Montage du Dehors et du Dedans, à partir des poèmes de Nicolas Bouvier
Ecrits entre 1953 et 1997, les poèmes du poète-voyageur Nicolas Bouvier présentent plusieurs tonalités. Il est toutefois à noter que la mort est présente dès les poèmes les plus anciens du recueil, et pas seulement dans ceux écrits à l'approche de celle-ci, de la disparition annoncée par la maladie.

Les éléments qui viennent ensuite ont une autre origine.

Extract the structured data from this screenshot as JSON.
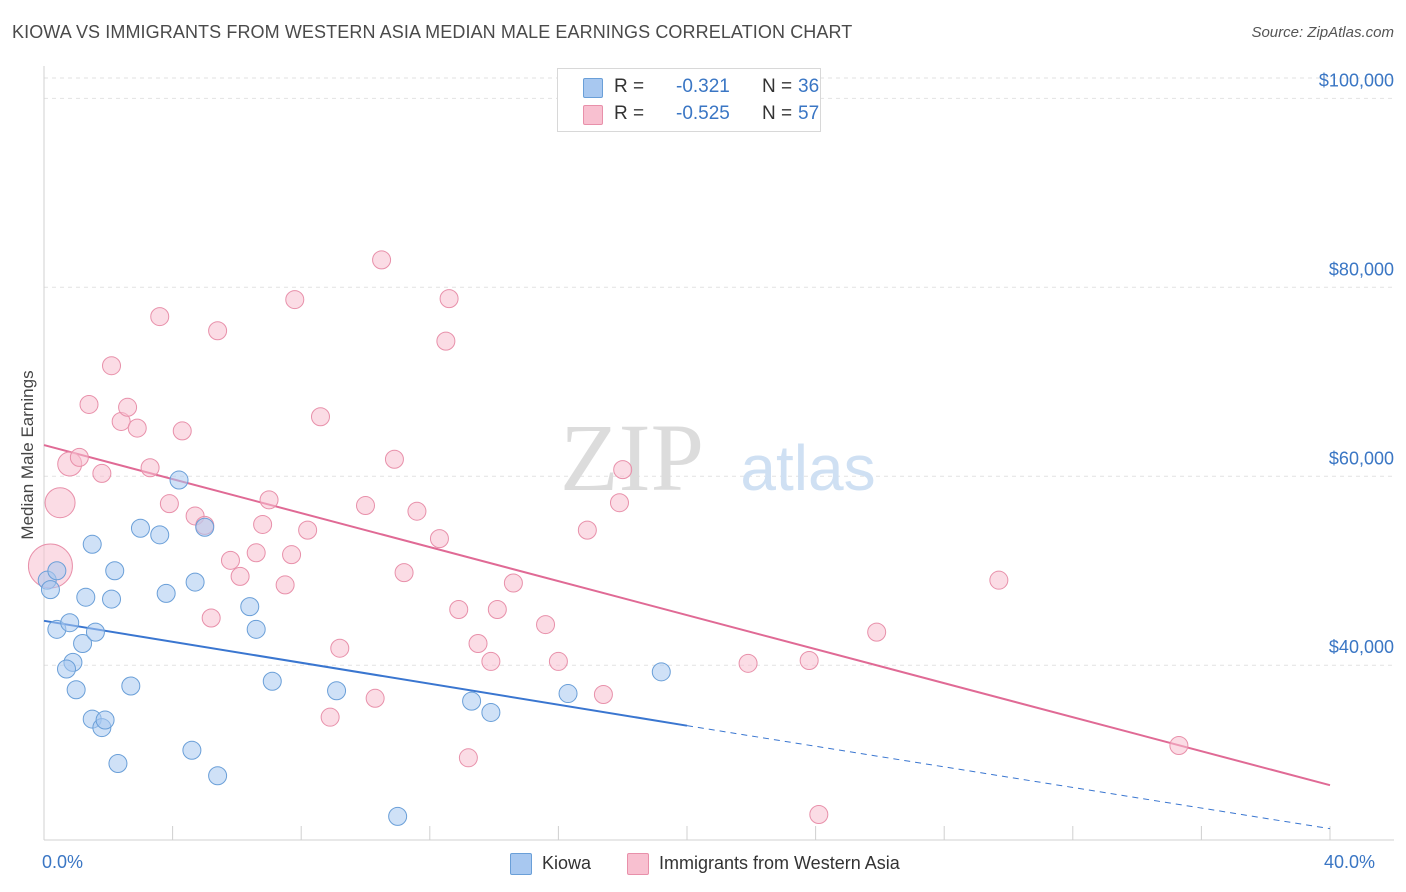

C'est par le biais de ce filtre que j'ai abouté les passages qui suivent, et qui - du moins à mes yeux - constituent un ensemble cohérent, bien que je n'aie pas modifié l'ordre dans lequel ils figurent dans le recueil.
Ce midi-là
la vie était si égarante et bonne
que tu lui as dit ou plutôt murmuré
« va-t-en me perdre où tu voudras »
Les vagues ont répondu « tu n’en reviendras pas »
…
ce jour-là quelqu’un t’attendra au bord du chemin
pour te dire que c’était bien ainsi
que tu devais terminer ta vie
démuni
tout à fait démuni
…
à qui l’eau noire de ce visage
où je me vois mourir
…
le chagrin couve au chaud
sous les feuilles tombées
mais ce qui saigne sous la neige
n’en est pas moins sanglant
…
car nous ne savions pas
que nous étions déjà tombés dans la vie
tombés dans cette vie
si douce et si tuante
que personne jamais
n’en reviendra vivant
…
mais si vous revenez
voleurs de confitures
revenez s’il vous plaît
pieds nus les yeux baissés
Le gel aura fermé son poing dans la nature
Entre vos voix et moi l’hiver s’est installé
Moi je n’y serai plus et vous serez volés
…
et souviens-toi que l’ombre est plus légère
que celui qui la porte
…
mais je suis seul à marcher derrière moi
maigre cortège
…
et pour mes oreilles aujourd’hui
même le mot solitude
sonne comme une rumeur nombreuse
…
Je suis dans un temps
où les choses ont cessé d’être
proches
intelligibles
compatissantes
…
où nous pourrions bien quitter sans crier gare
ce logis piteux et mal aimé du corps
le laissant seul à négocier nos redditions
face à l’inexorable gravité de l’existence.